No solo no hay autocrítica, por si fuera poco, López Obrador se ha vuelto complaciente con la adulación de personajes como Jonh Ackerman, Irma Sandoval, Gibrán Ramírez, Abraham Mendienta y el propio responsable de dirigir el ataque a la pandemia, el doctor Hugo López Gatell, quien ha abdicado a su responsabilidad legal y de consejero científico, para hacer un triste papel como primer escudero del habitante de Palacio Nacional.
Lo más prudente es que Andrés Manuel tenga ese momento de reflexión que tuvo Churchill y que no tuvieron otros dirigentes que se sentían superiores a la humanidad, como Napoleón Bonaparte. El país no se va a salvar de la debacle económica repartiendo prebendas a través de programas sociales, sino generando riqueza y esa sólo puede hacerse a través de la inversión privada y el gasto público responsable, que pasa por dejar de gastar en sus proyectos estelares que ahora frente a la realidad, resultan inviables. O se sigue financiando el tren maya, el aeropuerto y la refinería, o se pagan compromisos crediticios internacionales. No hauy disyuntiva, señor presidente, aunque pagar sea demasiado “neoliberal”.
El mundo ha cambiado. El gobierno recaudará entre 30 y 40 por ciento menos de lo esperado como resultado de la caída en los precios internacionales del petróleo. El dólar y la recesión presionan los niveles de inflación, impulsan el aumento de precios y amenazan con incrementar exponencialmente los niveles de pobreza.
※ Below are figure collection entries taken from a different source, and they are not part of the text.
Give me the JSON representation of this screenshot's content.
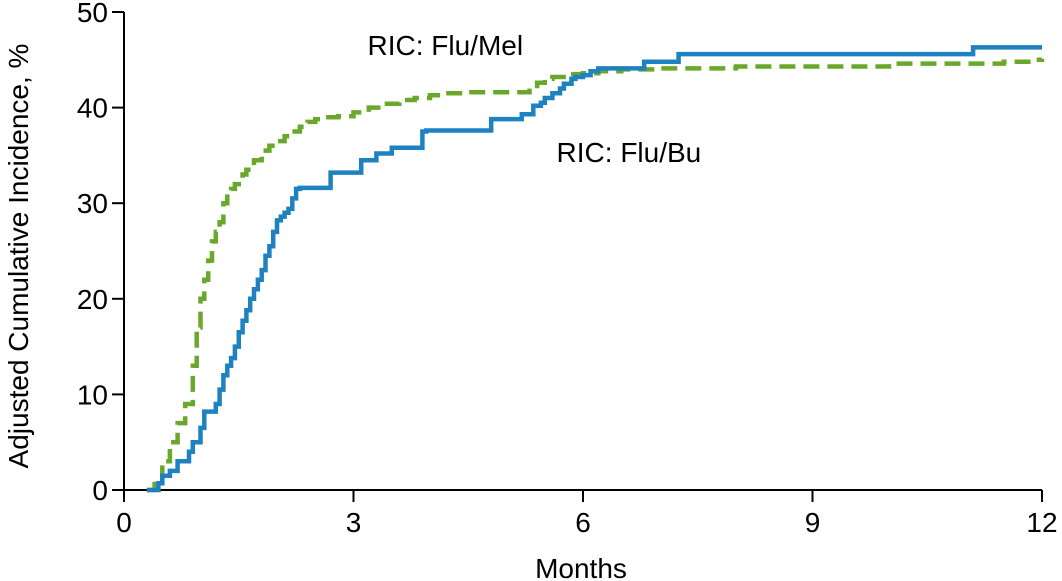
{
  "chart_data": {
    "type": "line",
    "title": "",
    "xlabel": "Months",
    "ylabel": "Adjusted Cumulative Incidence, %",
    "xlim": [
      0,
      12
    ],
    "ylim": [
      0,
      50
    ],
    "x_ticks": [
      0,
      3,
      6,
      9,
      12
    ],
    "y_ticks": [
      0,
      10,
      20,
      30,
      40,
      50
    ],
    "grid": false,
    "legend": "none (series labelled inline)",
    "step": true,
    "series": [
      {
        "name": "RIC: Flu/Bu",
        "color": "#1f82c0",
        "dash": "solid",
        "label": "RIC: Flu/Bu",
        "x": [
          0.3,
          0.45,
          0.5,
          0.6,
          0.7,
          0.85,
          0.9,
          1.0,
          1.05,
          1.2,
          1.25,
          1.3,
          1.35,
          1.4,
          1.45,
          1.5,
          1.55,
          1.6,
          1.65,
          1.7,
          1.75,
          1.8,
          1.85,
          1.9,
          1.95,
          2.0,
          2.05,
          2.1,
          2.15,
          2.2,
          2.25,
          2.3,
          2.4,
          2.5,
          2.7,
          2.75,
          3.1,
          3.3,
          3.5,
          3.9,
          3.95,
          4.4,
          4.8,
          4.85,
          5.2,
          5.35,
          5.45,
          5.5,
          5.6,
          5.7,
          5.75,
          5.85,
          5.9,
          6.0,
          6.1,
          6.2,
          6.4,
          6.8,
          7.25,
          8.0,
          11.1,
          12.0
        ],
        "y": [
          0,
          0.7,
          1.5,
          2,
          3,
          4,
          5,
          6.5,
          8.2,
          9,
          10.5,
          12,
          13,
          13.8,
          15,
          16.5,
          17.7,
          18.8,
          20,
          21,
          22,
          23,
          24.5,
          25.5,
          27,
          28.2,
          28.6,
          29,
          29.4,
          30.5,
          31.5,
          31.6,
          31.6,
          31.6,
          33.2,
          33.2,
          34.5,
          35.2,
          35.8,
          37.5,
          37.6,
          37.6,
          38.8,
          38.8,
          39.3,
          40.2,
          40.5,
          41,
          41.5,
          42,
          42.5,
          43,
          43.2,
          43.4,
          43.8,
          44.1,
          44.1,
          44.8,
          45.6,
          45.6,
          46.3,
          46.3
        ]
      },
      {
        "name": "RIC: Flu/Mel",
        "color": "#6aa82c",
        "dash": "dashed",
        "label": "RIC: Flu/Mel",
        "x": [
          0.3,
          0.4,
          0.5,
          0.6,
          0.7,
          0.8,
          0.9,
          0.95,
          1.0,
          1.05,
          1.1,
          1.15,
          1.2,
          1.25,
          1.3,
          1.35,
          1.4,
          1.45,
          1.5,
          1.55,
          1.6,
          1.7,
          1.8,
          1.9,
          2.0,
          2.1,
          2.2,
          2.3,
          2.4,
          2.5,
          2.6,
          2.7,
          2.8,
          3.0,
          3.2,
          3.4,
          3.6,
          3.8,
          4.0,
          4.2,
          4.5,
          5.0,
          5.3,
          5.4,
          5.5,
          5.6,
          5.8,
          6.0,
          6.2,
          6.5,
          7.0,
          8.0,
          10.0,
          11.5,
          11.9,
          12.0
        ],
        "y": [
          0,
          1,
          3,
          5,
          7,
          9,
          13,
          17,
          20,
          22,
          24,
          26,
          27,
          28,
          30,
          31,
          31.5,
          32,
          32.4,
          33,
          33.5,
          34.5,
          35.5,
          36,
          36.5,
          37,
          37.5,
          38,
          38.5,
          38.8,
          39,
          39,
          39.1,
          39.5,
          40,
          40.4,
          40.8,
          41,
          41.3,
          41.5,
          41.6,
          41.6,
          42,
          42.6,
          43,
          43.2,
          43.5,
          43.6,
          43.8,
          44,
          44.1,
          44.3,
          44.6,
          44.8,
          45,
          45.1
        ]
      }
    ],
    "annotations": [
      {
        "text": "RIC: Flu/Mel",
        "x": 4.2,
        "y": 45.5
      },
      {
        "text": "RIC: Flu/Bu",
        "x": 6.6,
        "y": 34.3
      }
    ]
  }
}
Las calificadoras juzgan implacables al país y eso, aunque sea herencia “conservadora”, cuenta a ojos de los inversionistas. No hay de otra: López Obrador tiene forzosamente que cambiar y dejar de recetarnos la misma medicina populista como si el coronavirus no estuviera propiciando los estragos que está causando en el planeta. Insistir en su ruta es caminar al despeñadero.
No se trata de que salga a decir, como Groucho Marx, “Estos son mis principios, y si no les gusta, tengo estos otros”, sino de adaptar su modelo de “transformación” a una vía que dé certidumbre al momento, en donde se privilegie la responsabilidad económica antes que un objetivo electoral. Las ideas deben ser un impulso, no una camisa de fuerza. Hay que encontrar vías más efectivas que el modelo venezolano para hacerle justicia a los pobres, sin llevar a la ruina a las empresas y al país.